Num laivo assim mais ou menos literário, mais ou menos em tom de romance ou mais ou menos realista, proponho-me falar sobre esta estranha gente a quem chamamos, hoje em dia, médicos.
Quem, de entre nós, nunca olhou com um certo misto de admiração, repúdio e dúvida, para aquelas pessoas a quem foi atribuída a nobre missão de curar as maleitas dos outros, de salvar a vida dos outros, de deixar a sua família e os seus amigos, para salvar as famílias e os amigos dos outros ou até de os enfim, como direi, "matar" com os seus erros e enganos?
Na realidade,após passarem 6 anos na faculdade, após um pesado e cansativo exame para a especialidade, e depois de mais 5 ou 6 anos no internato para se tornarem especialistas, eis-que, após terminarem o seu caminho doloroso, lhes é pedido que salvem o maior número de pessoas que conseguirem e, se possível, que se enganem pouco ou nada, para que o número de pessoas mortas por eles seja o menor.

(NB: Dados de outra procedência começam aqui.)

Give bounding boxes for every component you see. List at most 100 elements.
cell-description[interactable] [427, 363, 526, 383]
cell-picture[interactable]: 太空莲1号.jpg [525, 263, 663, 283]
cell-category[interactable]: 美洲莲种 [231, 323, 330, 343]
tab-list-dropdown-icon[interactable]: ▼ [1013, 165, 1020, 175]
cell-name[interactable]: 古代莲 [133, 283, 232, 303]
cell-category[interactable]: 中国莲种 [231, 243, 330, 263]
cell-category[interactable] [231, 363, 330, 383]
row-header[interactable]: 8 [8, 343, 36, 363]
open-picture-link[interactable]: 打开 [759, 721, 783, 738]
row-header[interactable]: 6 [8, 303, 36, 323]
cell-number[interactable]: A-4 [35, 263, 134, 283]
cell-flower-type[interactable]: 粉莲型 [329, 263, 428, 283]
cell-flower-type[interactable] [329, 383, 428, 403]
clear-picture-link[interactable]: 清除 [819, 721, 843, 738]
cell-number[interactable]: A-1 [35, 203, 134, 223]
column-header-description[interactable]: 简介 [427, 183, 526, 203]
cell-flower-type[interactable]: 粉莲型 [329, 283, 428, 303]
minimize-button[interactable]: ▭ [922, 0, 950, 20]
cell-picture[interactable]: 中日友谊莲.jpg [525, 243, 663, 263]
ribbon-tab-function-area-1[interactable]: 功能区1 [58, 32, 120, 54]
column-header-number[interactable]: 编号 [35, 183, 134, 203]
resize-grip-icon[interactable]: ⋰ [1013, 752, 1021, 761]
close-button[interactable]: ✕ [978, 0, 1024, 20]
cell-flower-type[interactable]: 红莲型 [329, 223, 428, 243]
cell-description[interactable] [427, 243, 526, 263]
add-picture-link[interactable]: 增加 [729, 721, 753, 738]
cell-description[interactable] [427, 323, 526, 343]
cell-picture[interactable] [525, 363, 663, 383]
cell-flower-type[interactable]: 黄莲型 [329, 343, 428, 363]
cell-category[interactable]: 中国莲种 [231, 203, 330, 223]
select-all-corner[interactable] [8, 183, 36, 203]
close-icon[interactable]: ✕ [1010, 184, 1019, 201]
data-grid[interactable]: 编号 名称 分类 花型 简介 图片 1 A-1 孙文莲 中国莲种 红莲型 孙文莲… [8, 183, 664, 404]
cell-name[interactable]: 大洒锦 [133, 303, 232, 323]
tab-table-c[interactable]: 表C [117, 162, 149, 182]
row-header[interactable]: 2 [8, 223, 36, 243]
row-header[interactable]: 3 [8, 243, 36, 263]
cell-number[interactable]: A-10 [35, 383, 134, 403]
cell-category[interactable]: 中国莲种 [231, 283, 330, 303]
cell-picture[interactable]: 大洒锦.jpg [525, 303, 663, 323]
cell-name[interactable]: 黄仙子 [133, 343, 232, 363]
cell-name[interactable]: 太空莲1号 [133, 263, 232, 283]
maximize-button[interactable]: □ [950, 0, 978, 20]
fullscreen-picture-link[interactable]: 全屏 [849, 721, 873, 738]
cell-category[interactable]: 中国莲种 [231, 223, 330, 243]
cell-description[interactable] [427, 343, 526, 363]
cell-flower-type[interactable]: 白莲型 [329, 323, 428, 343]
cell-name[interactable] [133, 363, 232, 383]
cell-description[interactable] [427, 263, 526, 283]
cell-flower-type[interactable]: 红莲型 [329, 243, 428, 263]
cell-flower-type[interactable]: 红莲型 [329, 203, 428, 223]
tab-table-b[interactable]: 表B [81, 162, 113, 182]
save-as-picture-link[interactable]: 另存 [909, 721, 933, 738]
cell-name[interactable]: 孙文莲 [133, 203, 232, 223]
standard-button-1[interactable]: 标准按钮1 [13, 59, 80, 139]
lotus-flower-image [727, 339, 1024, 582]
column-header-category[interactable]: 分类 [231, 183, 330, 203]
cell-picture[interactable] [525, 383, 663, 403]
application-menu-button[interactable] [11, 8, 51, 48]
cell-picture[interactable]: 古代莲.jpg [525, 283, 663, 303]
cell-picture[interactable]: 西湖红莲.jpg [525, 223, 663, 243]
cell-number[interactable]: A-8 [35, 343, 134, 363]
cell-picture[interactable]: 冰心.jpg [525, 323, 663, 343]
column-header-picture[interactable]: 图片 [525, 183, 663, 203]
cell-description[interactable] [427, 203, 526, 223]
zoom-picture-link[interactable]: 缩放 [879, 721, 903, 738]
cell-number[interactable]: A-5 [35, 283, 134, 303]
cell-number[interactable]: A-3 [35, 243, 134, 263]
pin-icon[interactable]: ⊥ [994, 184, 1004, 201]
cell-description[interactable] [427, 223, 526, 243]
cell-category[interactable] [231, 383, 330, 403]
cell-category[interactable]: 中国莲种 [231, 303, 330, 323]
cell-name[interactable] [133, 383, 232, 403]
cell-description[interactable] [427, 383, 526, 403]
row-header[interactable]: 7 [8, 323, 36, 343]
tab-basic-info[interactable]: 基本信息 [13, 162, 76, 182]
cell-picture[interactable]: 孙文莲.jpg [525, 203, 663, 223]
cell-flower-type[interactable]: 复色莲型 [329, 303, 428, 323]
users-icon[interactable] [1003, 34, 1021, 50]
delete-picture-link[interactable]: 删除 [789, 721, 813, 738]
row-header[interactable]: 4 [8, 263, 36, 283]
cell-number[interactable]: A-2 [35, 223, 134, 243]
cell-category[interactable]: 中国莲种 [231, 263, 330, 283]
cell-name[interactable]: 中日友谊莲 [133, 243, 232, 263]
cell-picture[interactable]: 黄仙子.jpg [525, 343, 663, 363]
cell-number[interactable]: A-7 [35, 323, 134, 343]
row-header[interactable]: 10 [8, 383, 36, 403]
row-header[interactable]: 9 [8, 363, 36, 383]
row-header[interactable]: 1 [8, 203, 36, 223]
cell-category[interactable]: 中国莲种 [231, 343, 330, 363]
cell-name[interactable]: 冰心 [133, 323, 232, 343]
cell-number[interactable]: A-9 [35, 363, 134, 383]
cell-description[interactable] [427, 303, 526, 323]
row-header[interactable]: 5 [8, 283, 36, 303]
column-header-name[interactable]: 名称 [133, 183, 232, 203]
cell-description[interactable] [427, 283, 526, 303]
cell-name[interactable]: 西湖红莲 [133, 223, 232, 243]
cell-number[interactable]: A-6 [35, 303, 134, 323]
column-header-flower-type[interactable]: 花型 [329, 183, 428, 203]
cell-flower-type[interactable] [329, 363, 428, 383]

O seu papel é assim um pouco semelhante ao de Deus, havendo até médicos que, levados por este sentimento colossal do "acabei de lhe salvar a vida", possuem este síndrome do divino, de acharem que têm o poder em forma de conhecimento para dar ou tirar a vida. Reconheçamos realmente. que não é qualquer pessoa que, passadas 24h de urgência e chegada a casa, pode dizer "Hoje salvei 10 pessoas e perdi outras tantas". É porque os médicos têm esta nobre tarefa de serem médicos e pessoas ao mesmo tempo, de se conseguirem deslocar do seu próprio corpo, para se visualizarem no corpo dos outros, é porque salvam vidas e dos seus meros enganos, erros e distracções pode advir a morte de alguém, é por causa disto tudo que os admiramos e odiamos ao mesmo tempo.

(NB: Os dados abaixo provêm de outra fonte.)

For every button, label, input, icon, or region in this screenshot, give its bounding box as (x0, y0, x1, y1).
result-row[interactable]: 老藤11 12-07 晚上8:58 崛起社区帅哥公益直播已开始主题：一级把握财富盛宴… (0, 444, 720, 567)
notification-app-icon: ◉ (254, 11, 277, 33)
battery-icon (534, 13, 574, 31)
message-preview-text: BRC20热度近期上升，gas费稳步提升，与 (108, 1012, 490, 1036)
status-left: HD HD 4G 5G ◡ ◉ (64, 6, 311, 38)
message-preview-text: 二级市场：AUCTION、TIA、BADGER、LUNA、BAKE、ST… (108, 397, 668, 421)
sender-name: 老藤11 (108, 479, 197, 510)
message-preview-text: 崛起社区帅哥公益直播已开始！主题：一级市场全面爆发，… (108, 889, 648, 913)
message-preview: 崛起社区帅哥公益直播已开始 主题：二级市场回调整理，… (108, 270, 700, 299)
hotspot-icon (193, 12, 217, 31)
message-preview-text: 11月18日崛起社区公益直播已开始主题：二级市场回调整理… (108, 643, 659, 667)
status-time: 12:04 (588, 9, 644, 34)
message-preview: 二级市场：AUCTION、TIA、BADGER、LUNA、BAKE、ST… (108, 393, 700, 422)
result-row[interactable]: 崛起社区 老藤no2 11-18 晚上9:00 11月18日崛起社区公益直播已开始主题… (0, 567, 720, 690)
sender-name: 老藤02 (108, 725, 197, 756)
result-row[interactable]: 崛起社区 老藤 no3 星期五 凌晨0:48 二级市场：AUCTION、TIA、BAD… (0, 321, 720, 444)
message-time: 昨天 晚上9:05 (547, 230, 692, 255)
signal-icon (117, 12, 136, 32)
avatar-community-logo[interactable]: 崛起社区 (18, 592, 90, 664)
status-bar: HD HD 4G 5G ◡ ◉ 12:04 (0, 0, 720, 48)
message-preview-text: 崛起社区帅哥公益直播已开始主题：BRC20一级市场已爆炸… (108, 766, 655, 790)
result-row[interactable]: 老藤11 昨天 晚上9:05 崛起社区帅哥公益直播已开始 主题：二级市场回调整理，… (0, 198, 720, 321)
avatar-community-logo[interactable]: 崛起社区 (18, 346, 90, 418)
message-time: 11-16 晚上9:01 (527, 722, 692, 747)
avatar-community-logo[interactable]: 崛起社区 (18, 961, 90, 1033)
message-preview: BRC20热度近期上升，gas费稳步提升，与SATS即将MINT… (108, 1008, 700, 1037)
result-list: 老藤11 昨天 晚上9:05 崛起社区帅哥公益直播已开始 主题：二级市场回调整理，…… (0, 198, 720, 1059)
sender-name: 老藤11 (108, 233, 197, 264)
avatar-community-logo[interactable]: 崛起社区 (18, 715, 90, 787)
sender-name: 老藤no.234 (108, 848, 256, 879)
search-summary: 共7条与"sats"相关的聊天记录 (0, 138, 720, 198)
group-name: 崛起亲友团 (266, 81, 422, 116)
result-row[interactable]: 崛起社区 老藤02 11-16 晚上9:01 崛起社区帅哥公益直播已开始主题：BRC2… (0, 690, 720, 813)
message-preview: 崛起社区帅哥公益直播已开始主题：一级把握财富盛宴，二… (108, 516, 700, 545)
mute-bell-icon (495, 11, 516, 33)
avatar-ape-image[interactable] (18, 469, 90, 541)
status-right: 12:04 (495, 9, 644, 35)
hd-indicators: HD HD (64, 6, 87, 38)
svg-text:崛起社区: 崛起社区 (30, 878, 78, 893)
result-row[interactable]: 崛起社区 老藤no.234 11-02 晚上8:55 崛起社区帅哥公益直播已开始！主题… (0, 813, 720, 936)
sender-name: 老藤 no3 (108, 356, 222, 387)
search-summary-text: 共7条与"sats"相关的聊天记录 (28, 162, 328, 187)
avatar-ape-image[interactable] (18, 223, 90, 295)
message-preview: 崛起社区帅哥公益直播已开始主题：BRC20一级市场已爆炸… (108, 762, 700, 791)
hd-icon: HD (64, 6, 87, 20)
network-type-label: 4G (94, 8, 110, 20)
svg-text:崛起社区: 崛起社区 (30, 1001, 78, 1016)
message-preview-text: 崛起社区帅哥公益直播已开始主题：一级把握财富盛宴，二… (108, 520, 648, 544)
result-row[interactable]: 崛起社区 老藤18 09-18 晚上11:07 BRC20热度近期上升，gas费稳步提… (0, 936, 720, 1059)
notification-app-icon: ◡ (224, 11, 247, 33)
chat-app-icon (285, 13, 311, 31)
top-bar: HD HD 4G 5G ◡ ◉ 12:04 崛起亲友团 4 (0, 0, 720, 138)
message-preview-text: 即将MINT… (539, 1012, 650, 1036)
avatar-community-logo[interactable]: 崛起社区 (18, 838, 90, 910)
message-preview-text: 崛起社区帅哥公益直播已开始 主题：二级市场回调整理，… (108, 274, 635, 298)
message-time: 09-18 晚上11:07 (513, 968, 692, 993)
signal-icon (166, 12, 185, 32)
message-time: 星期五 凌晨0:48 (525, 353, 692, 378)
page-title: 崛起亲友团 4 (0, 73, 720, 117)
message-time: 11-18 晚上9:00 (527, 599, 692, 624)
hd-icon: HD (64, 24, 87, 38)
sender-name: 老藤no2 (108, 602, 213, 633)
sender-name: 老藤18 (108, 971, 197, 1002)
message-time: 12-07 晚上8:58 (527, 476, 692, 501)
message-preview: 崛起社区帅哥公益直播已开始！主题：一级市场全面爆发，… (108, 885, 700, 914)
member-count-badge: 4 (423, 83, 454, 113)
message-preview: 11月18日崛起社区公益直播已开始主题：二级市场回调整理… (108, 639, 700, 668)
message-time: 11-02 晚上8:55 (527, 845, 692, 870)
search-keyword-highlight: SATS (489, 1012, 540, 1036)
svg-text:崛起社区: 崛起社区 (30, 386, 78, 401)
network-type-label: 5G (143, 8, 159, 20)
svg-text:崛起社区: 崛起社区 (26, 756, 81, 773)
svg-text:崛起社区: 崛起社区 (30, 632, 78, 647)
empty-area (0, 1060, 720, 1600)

O que é que lhes pedimos então? Pedimos-lhes coisas tão simples como, perante alguém a quem o coração parou, que façam o diagnóstico, instituam a terapêutica e recuperem a pessoa "morta" em menos de 2 minutos. Pedimos-lhes que, perante 150 doentes na urgência com tosse, que saibam discernir, às 4 e tal da manhã,após quase 20 horas de trabalho, quem de entre os com tosse tem uma simples gripe, 100,uma pneumonia,30,uma reacção adversa a medicamentos, 10, um cancro do pulmão,5 ou embolia pulmonar rapidamente fatal, 5.
Há uns meses atrás, dizia-me uma doente, já fortemente debilitada devido à agressiva terapia contra o cancro e com uma pneumonia grave bilateral, "Não se esqueça, doutor, que não há quem diga um ai e que não esteja a doer". É bem verdade isto, e nunca me esqueci. Cabe-nos então a nós, médicos, tratarmos não a anemia, a pneumonia, o cancro, o enfarte, mas sim a pessoa com anemia ou com enfarte ou com cancro. A dor trata-se com drogas, sim, mas não só. A vida dos médicos é estranha, a vida dos médicos é paradoxal e, como disse alguém importante, "a vida dos médicos não é fácil e é essencial que o não seja".